Joki was a scorer who had been doing well up to this point. The offense was generally tap because little of what Joki was doing was forced. Looks like the nuggets were in control.
“He did what he was supposed to do,” said veteran Jeff Green. “When he had to be aggressive, he was aggressive. He makes the right play, he sees the pitch well. I don’t think what they did took him away from getting an assist. If he’s going to be that aggressive, other players can figure out how to be effective on the court. It’s not about him.” It’s just us waiting to try and get the Joker to figure out how to get the ball to us. We have to figure out how to be aggressive. It starts with the defensive end and then we move to the offensive end.”
It was the defensive end that spoiled everything for the Nuggets in the fourth quarter of game two. Miami started the period tied at 13-2, as Denver allowed only a handful of three-pointers during that period that were the cause of the collapse of every medley. The Heat recorded seven consecutive possessions to start the period. It was a dreadful showing by the Nuggets that gave them few opportunities to outrun their offense. It’s hard to run through a defense, especially a strong and well-trained defense like Miami, who always has time to adjust itself. The best option in this scenario was often Jokić’s solo recording.

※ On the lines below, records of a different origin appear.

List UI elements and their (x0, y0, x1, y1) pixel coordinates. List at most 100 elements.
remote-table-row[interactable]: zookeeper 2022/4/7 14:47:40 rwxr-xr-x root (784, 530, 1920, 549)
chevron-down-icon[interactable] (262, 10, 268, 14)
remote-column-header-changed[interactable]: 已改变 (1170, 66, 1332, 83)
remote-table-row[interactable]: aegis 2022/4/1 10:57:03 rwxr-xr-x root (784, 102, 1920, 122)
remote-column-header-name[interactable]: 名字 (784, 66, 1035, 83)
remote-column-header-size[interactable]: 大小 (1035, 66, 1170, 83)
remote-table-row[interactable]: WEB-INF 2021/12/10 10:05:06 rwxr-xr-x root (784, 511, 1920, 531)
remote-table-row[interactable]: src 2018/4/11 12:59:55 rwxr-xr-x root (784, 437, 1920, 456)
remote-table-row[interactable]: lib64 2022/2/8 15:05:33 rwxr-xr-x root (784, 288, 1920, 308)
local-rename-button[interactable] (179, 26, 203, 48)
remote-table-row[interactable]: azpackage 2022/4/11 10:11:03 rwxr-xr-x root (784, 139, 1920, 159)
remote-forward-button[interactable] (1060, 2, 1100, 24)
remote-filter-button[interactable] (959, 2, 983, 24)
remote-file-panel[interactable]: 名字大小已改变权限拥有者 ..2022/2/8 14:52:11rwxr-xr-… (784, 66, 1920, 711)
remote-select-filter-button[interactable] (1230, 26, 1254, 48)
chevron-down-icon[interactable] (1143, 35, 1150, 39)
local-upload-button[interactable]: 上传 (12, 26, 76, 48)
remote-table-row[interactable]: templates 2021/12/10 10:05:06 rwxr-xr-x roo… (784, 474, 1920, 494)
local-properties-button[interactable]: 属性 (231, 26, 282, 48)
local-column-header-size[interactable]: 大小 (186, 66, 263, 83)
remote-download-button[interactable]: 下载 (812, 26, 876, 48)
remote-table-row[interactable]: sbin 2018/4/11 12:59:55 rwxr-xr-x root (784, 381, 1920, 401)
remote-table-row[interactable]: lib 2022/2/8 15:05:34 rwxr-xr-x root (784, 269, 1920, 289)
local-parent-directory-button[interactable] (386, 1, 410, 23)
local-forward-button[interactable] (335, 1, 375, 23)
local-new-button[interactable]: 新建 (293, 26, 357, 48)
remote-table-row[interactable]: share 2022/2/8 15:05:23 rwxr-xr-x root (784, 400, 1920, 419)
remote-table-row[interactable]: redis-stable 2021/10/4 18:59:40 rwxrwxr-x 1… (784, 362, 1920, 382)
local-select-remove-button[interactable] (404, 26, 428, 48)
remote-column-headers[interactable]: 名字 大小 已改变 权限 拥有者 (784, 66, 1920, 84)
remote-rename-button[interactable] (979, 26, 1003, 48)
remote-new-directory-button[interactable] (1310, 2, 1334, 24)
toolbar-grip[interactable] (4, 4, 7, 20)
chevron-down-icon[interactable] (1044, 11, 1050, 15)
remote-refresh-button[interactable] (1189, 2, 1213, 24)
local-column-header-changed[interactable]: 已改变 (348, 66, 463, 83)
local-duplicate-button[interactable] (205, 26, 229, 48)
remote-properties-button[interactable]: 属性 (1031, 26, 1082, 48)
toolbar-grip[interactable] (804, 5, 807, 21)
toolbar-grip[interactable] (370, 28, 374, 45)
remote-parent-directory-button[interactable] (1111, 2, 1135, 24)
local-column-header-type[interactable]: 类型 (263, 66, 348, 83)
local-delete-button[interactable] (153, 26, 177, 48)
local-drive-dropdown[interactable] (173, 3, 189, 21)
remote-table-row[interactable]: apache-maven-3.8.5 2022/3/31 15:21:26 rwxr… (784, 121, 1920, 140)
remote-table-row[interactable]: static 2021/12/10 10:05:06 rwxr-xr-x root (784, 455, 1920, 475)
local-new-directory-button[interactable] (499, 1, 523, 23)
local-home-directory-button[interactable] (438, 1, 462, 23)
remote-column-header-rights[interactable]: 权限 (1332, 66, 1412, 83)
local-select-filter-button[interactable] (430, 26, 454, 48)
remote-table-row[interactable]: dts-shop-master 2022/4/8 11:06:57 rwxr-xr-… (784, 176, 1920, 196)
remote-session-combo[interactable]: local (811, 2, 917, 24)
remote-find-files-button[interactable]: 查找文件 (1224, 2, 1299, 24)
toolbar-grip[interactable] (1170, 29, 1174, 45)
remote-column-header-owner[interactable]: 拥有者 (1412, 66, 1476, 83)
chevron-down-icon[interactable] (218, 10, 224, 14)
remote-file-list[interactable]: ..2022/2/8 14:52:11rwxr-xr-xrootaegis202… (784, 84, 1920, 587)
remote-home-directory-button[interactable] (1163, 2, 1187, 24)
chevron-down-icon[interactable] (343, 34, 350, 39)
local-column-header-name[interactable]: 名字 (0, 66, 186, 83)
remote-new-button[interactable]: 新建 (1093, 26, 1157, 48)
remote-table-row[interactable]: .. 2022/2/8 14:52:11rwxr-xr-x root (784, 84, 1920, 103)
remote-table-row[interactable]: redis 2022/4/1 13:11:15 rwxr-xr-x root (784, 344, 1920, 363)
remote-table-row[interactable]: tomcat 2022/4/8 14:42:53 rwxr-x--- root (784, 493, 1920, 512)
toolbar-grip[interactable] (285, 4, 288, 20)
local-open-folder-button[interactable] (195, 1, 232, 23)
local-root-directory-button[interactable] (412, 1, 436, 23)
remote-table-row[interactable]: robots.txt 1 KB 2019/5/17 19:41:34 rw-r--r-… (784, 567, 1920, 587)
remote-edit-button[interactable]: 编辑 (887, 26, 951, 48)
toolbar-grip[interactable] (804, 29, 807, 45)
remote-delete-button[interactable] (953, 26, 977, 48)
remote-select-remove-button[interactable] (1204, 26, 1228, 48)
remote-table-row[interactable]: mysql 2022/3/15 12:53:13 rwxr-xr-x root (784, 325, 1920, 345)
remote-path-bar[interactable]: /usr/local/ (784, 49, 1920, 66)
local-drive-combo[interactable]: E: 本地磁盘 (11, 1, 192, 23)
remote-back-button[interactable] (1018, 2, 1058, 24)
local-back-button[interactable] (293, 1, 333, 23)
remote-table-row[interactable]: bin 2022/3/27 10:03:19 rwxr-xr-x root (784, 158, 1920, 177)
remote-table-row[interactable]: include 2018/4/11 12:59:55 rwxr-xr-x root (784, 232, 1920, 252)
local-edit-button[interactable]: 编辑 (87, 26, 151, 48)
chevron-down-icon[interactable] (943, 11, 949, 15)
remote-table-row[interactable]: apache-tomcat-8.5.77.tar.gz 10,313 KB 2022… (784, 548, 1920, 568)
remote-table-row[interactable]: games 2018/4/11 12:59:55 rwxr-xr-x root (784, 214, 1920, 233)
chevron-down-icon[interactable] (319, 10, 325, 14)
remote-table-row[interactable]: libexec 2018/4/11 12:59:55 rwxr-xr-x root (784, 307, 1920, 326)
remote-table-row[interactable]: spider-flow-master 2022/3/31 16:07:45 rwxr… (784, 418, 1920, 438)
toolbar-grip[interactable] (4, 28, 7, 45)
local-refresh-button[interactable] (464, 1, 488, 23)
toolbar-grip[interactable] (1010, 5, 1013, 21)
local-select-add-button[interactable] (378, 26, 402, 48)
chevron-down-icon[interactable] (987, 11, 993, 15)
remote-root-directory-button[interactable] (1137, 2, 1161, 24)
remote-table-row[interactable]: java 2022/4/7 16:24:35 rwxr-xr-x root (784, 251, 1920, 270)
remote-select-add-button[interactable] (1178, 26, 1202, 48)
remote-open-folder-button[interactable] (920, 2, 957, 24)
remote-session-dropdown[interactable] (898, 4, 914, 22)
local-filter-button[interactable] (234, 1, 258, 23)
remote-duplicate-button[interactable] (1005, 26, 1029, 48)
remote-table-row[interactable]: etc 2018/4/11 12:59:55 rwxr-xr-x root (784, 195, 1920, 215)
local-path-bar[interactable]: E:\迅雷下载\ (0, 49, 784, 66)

“They put us in their rhythm, and we didn’t want to play that way,” Jokic said.
Teams want to limit Joki’s ability to engage his teammates. Early in his career, the famous Denver center said he grew up wanting to be a good passer because an assist makes two people happy. So it only makes sense that he would start off with some joy from the Nuggets offense attempt To make Jokić drive get the bulldozer and cut scoring for everyone else.

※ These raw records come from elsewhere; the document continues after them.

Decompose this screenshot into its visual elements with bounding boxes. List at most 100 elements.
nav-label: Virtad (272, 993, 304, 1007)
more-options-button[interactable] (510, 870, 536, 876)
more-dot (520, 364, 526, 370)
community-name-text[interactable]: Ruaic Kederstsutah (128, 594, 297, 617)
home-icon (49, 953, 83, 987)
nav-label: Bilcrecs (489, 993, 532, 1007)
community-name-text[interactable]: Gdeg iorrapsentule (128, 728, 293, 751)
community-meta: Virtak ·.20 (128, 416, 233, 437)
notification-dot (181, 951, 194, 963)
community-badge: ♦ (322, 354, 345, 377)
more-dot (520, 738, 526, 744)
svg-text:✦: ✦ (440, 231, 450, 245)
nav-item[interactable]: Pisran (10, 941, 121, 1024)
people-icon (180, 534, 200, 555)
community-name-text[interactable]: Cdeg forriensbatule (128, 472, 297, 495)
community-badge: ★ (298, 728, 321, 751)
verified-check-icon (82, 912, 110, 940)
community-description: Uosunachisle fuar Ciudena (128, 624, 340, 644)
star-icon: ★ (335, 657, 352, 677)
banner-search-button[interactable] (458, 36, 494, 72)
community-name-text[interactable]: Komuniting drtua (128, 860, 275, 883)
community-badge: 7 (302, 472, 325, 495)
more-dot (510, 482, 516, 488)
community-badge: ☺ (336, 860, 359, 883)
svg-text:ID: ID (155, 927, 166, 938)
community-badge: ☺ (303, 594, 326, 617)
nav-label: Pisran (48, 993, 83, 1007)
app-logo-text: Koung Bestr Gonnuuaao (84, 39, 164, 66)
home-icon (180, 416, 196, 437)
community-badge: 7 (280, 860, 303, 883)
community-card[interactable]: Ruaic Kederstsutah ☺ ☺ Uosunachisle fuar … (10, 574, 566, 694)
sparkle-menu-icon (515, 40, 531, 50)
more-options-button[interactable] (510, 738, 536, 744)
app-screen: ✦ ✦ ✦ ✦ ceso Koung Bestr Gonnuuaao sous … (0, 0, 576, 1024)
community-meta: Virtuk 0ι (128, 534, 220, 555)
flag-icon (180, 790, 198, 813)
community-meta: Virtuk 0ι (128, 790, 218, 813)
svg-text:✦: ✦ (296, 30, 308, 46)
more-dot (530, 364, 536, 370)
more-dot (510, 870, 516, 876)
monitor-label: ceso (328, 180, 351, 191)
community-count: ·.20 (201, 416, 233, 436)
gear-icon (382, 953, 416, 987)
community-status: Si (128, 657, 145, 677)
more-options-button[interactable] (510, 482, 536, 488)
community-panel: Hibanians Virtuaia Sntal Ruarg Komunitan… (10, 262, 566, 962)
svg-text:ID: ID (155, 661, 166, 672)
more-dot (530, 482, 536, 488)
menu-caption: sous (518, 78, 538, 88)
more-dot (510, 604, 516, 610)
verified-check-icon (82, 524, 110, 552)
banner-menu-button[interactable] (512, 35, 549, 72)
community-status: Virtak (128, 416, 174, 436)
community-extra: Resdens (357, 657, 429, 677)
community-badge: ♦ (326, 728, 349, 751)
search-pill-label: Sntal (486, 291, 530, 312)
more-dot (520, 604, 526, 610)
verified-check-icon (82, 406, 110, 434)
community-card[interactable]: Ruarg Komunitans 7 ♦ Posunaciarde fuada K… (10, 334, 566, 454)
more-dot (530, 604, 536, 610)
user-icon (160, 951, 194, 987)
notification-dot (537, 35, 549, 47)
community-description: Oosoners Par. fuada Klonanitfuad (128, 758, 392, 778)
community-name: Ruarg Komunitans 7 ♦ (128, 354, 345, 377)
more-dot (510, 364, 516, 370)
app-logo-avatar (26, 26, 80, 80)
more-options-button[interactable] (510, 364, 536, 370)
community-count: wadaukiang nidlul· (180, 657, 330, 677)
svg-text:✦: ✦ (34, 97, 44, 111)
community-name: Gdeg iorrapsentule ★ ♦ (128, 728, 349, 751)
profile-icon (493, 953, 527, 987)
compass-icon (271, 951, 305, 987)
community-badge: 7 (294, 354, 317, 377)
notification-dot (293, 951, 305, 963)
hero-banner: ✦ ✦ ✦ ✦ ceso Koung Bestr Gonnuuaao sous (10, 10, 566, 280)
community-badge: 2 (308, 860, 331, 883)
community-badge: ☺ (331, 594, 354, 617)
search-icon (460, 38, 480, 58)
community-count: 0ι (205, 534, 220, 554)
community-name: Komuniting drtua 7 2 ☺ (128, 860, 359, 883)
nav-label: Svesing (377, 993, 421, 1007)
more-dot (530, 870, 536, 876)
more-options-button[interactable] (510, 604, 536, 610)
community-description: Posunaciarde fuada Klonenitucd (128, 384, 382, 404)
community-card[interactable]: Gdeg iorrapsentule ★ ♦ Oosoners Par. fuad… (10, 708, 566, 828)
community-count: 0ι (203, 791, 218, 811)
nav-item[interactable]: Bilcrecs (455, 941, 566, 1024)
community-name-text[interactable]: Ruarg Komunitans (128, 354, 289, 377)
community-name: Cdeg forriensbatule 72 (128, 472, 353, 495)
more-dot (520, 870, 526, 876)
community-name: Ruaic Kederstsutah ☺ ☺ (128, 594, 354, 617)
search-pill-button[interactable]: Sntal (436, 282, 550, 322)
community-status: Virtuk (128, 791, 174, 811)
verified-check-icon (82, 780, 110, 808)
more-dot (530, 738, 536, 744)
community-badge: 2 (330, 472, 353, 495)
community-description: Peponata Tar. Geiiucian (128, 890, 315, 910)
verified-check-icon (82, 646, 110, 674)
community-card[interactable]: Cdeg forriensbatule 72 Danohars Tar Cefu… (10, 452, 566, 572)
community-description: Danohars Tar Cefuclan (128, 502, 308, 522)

Only, as Spoelstra pointed out bluntly, doing so just isn’t an option the defense can easily make and implement. For the Heat, the work they were able to do defensively on Sunday was aided by them shooting 17 of 35 shots from 3-point range, many of them coming from the wide-open kind of looks they just didn’t make in Game 1. That’s their biggest problem. Nuggets are at this critical stage in the series.
“It was definitely a disconnect,” Mallon said. “It was definitely a breakdown in our game plan, and we weren’t nearly as disciplined as you have to be in the NBA Finals.”
Much of the remainder of this series will be played in the half court. Miami is very defensively good in transition to give Denver free rein to run. So the Nuggets need to more efficiently counter the face-zone defense that Miami has deployed in this series. They began to find answers late in the fourth quarter, when Murray sensed three defenders closing in on him and passed him to Gordon for a 3-pointer that cut the lead from 12 points to nine. And when Murray moved to the perimeter of the field after Jokic’s attack rebounded, he caught a cross from the middle and hit a long-range shot that reduced the lead to three points.
“We screwed up a lot of things that could be controlled,” said goalkeeper Christian Braun. “We know that’s not who we are and we’ll have him back for the next game.”
Joki will adapt to whatever Heat throws at him after that. But if the game again demands that he light up the scoreboard, it doesn’t have to be the kiss of death for the Nuggets.
“I trust Nicola,” Malone said. “He’ll read the game. He’ll read how he’s guarded, and he’ll also choose his positions that he knows. No matter how he guards, we need him to score and be aggressive and look to score. Whether it’s 41 points, just four assists, or 25 points and 15 assists, Nicola, The only thing I trust in him is that he will do the correct reading over and over again.”